Re: [PATCH 0/3] mm/fs: get PG_error out of the writeback reporting business
From: Jeff Layton
Date: Thu Mar 09 2017 - 07:45:10 EST
On Thu, 2017-03-09 at 12:02 +0100, Jan Kara wrote:
> On Thu 09-03-17 05:47:51, Jeff Layton wrote:
> > On Thu, 2017-03-09 at 10:04 +0100, Jan Kara wrote:
> > > On Wed 08-03-17 21:57:25, Ted Tso wrote:
> > > > On Tue, Mar 07, 2017 at 11:26:22AM +0100, Jan Kara wrote:
> > > > > On a more general note (DAX is actually fine here), I find the current
> > > > > practice of clearing page dirty bits on error and reporting it just once
> > > > > problematic. It keeps the system running but data is lost and possibly
> > > > > without getting the error anywhere where it is useful. We get away with
> > > > > this because it is a rare event but it seems like a problematic behavior.

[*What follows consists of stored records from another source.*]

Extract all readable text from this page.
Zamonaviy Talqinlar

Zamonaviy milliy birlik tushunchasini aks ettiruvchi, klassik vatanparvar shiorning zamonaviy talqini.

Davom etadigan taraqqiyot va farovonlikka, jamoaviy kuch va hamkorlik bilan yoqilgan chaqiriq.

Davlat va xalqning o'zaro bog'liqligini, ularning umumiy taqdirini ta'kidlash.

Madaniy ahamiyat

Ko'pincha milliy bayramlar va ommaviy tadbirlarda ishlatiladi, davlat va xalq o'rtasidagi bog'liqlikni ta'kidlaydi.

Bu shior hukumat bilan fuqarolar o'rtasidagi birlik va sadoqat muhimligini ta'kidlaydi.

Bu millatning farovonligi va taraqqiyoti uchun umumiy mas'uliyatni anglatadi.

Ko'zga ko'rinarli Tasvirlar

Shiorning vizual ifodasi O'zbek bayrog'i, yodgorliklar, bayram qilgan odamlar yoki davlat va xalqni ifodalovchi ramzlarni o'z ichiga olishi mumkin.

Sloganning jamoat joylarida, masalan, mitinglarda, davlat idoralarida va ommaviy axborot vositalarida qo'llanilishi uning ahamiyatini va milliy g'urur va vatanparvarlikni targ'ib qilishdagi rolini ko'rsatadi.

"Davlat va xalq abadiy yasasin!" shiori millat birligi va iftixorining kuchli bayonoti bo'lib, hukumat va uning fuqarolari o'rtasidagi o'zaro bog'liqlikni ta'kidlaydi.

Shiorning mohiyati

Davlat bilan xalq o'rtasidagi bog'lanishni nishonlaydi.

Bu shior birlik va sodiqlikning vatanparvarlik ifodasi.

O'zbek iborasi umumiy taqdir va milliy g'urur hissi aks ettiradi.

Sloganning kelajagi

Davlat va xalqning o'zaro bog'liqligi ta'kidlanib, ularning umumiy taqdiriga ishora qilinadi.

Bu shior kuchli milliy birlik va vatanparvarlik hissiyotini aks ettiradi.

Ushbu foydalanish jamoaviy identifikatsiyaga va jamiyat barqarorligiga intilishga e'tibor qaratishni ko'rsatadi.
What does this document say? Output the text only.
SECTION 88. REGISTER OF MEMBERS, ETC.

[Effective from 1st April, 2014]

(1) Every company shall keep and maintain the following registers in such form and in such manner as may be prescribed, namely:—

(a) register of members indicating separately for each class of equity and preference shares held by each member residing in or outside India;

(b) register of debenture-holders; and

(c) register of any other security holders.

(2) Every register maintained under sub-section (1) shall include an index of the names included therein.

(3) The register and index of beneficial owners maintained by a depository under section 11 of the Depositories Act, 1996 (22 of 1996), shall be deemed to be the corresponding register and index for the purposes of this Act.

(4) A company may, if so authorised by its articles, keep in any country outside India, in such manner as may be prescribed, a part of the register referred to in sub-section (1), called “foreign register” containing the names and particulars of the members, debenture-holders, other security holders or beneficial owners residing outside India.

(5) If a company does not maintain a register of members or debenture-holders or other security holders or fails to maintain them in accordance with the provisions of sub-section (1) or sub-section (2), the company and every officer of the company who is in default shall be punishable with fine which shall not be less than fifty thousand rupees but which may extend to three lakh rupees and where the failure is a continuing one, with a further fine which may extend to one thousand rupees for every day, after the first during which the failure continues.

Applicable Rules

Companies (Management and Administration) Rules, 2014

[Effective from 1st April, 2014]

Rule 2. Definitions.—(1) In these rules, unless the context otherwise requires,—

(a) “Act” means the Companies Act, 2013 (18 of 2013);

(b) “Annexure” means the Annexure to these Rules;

> > > > > But this is more for the discussion at LSF.
> > > >
> > > > I'm actually running into this in the last day or two because some MM
> > > > folks at $WORK have been trying to push hard for GFP_NOFS removal in
> > > > ext4 (at least when we are holding some mutex/semaphore like
> > > > i_data_sem) because otherwise it's possible for the OOM killer to be
> > > > unable to kill processes because they are holding on to locks that
> > > > ext4 is holding.
> > > >
> > > > I've done some initial investigation, and while it's not that hard to
> > > > remove GFP_NOFS from certain parts of the writepages() codepath (which
> > > > is where we had been are running into problems), a really, REALLY big
> > > > problem is if any_filesystem->writepages() returns ENOMEM, it causes
> > > > silent data loss, because the pages are marked clean, and so data
> > > > written using buffered writeback goes *poof*.
> > > >
> > > > I confirmed this by creating a test kernel with a simple patch such
> > > > that if the ext4 file system is mounted with -o debug, there was a 1
> > > > in 16 chance that ext4_writepages will immediately return with ENOMEM
> > > > (and printk the inode number, so I knew which inodes had gotten the
> > > > ENOMEM treatment). The result was **NOT** pretty.
> > > >
> > > > What I think we should strongly consider is at the very least, special
> > > > case ENOMEM being returned by writepages() during background
> > > > writeback, and *not* mark the pages clean, and make sure the inode
> > > > stays on the dirty inode list, so we can retry the write later. This
> > > > is especially important since the process that issued the write may
> > > > have gone away, so there might not even be a userspace process to
> > > > complain to. By converting certain page allocations (most notably in
> > > > ext4_mb_load_buddy) from GFP_NOFS to GFP_KMALLOC, this allows us to
> > > > release the i_data_sem lock and return an error. This should allow
> > > > allow the OOM killer to do its dirty deed, and hopefully we can retry
> > > > the writepages() for that inode later.
> > >
> > > Yeah, so if we can hope the error is transient, keeping pages dirty and
> > > retrying the write is definitely better option. For start we can say that
> > > ENOMEM, EINTR, EAGAIN, ENOSPC errors are transient, anything else means
> > > there's no hope of getting data to disk and so we just discard them. It
> > > will be somewhat rough distinction but probably better than what we have
> > > now.
> > >
> > > Honza
> >
> > I'm not sure about ENOSPC there. That's a return code that is
> > specifically expected to be returned by fsync. It seems like that ought
> > not be considered a transient error?
>
> Yeah, for start we should probably keep ENOSPC as is to prevent surprises.
> Long term, we may need to make at least some ENOSPC situations behave as
> transient to make thin provisioned storage not loose data in case admin
> does not supply additional space fast enough (i.e., before ENOSPC is
> actually hit).
>
Maybe we need a systemwide (or fs-level) tunable that makes ENOSPC a
transient error? Just have it hang until we get enough space when that
tunable is enabled?
> EIO is actually in a similar bucket although probably more on the "hard
> failure" side - I can imagine there can by types of storage and situations
> where the loss of connectivity to the storage is only transient. But for
> start I would not bother with this.
>
> Honza
I don't see what we can reasonably do with -EIO other than return a hard
error. If we want to deal with loss of connectivity to storage as a
transient failure, I think that we'd need to ensure that the lower
layers return more distinct error codes in those cases (ENODEV or ENXIO
maybe? Or declare a new kernel-internal code -- EDEVGONE?).
In any case, I think that the basic idea of marking certain
writepage/writepages/launder_page errors as transient might be a
reasonable approach to handling this sanely.
The problem with all of this though is that we have a pile of existing
code that will likely need to be reworked for the new error handling. I
expect that we'll have to walk all of the
writepage/writepages/launder_page implementations and fix them up one by
one once we sort out the rules for this.